Pfaff argues, and it’s easy enough to convince me, that economic, and even cultural, pressures trump force of arms in this modern-world-of-today and that our current dependence on force tends to make us more and more irrelevant. We are, after all, financing this “war on terror” with borrowed money. Pretty soon China will own us and I don’t think Bush-pater’s friends will be able to bail little Georgie out this time.
Pfaff’s is an argument for a new isolationism, at least as far as armed forces are concerned. I’m not sure that I’m convinced on all points. Hard to think there is nothing we can do in Darfur, for example, though in fact there is nothing we are doing. No, it’s worse than that. According to Pfaff, what we are doing is subsuming the situation in Africa into our “global war on terror.”

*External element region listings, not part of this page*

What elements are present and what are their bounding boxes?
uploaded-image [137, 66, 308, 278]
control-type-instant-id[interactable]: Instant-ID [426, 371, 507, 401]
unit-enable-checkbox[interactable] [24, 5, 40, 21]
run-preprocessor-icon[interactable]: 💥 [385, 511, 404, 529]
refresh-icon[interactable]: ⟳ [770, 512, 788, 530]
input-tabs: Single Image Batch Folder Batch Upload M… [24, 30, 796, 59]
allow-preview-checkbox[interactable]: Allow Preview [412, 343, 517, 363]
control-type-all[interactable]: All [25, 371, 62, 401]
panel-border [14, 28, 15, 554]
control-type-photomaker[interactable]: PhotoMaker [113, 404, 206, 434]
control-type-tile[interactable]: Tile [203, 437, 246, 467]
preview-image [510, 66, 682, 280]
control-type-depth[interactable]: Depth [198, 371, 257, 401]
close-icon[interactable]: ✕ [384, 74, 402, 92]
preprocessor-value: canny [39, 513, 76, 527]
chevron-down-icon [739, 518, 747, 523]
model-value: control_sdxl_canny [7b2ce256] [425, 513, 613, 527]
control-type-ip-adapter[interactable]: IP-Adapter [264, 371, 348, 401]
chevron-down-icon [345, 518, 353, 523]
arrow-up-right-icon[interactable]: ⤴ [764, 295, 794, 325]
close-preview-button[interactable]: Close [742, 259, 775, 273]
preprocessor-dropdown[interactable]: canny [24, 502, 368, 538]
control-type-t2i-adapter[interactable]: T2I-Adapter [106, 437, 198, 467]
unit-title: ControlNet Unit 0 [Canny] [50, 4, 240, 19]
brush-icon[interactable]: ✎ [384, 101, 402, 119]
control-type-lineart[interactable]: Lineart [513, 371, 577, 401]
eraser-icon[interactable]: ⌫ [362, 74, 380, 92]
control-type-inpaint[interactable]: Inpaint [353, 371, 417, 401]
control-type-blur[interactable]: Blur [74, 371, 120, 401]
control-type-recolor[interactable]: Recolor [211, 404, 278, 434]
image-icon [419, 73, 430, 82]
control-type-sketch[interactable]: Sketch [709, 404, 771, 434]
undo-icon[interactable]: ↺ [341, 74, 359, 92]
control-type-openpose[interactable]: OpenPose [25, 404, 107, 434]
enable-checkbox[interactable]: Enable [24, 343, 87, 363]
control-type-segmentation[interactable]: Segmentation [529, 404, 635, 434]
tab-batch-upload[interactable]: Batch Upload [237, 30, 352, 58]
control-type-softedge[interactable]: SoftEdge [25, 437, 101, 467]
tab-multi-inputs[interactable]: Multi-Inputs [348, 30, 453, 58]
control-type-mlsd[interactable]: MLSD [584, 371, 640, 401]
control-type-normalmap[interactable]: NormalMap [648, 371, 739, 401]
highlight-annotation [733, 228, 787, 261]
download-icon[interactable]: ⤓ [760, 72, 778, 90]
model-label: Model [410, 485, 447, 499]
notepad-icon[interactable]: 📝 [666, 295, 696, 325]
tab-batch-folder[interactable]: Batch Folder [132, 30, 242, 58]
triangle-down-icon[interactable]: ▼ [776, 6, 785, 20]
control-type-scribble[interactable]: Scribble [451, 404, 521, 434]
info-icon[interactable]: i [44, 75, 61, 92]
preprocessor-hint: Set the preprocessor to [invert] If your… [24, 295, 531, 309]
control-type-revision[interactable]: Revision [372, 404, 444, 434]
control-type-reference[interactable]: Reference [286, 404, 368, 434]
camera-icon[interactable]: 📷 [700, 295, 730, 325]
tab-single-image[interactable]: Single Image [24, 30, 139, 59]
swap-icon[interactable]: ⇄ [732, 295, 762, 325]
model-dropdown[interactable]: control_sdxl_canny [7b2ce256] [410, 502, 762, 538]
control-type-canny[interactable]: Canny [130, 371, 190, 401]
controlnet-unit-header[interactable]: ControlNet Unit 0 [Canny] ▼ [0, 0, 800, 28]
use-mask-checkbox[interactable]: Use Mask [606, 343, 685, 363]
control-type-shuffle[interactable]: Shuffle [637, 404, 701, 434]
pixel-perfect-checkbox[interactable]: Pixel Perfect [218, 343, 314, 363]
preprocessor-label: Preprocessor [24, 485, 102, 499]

Still it’s worth a read and some thought. I learned a lot reading it. For example that:
…in the summer of 2003 …Condoleezza Rice, then President Bush’s national security adviser, speaking in London at the annual meeting of the International Institute for Strategic Studies …said that the time had come to discard the system of balance of power among sovereign states established by the Treaty of Westphalia in 1648. The Westphalian settlement ended the wars of religion by establishing the principles of religious tolerance and absolute state sovereignty. The UN is a faulty embodiment of international authority because it is an indiscriminate assembly of all the governments of the world, and should, she argued, be replaced as the ultimate world authority by an alliance or coalition of the democracies. This is a theme frequently promoted in conservative circles in Washington. …”Multipolarity,” she continued, “is a theory of rivalry; of competing interests—and at its worst, competing values. We have tried this before. It led to the Great War….”
Pax Americana.
Manifest Destiny.
It’s becoming such a theme here that perhaps I should set up a category for it. It was a stupid idea in the 19th century and it’s still a stupid idea in the 21st.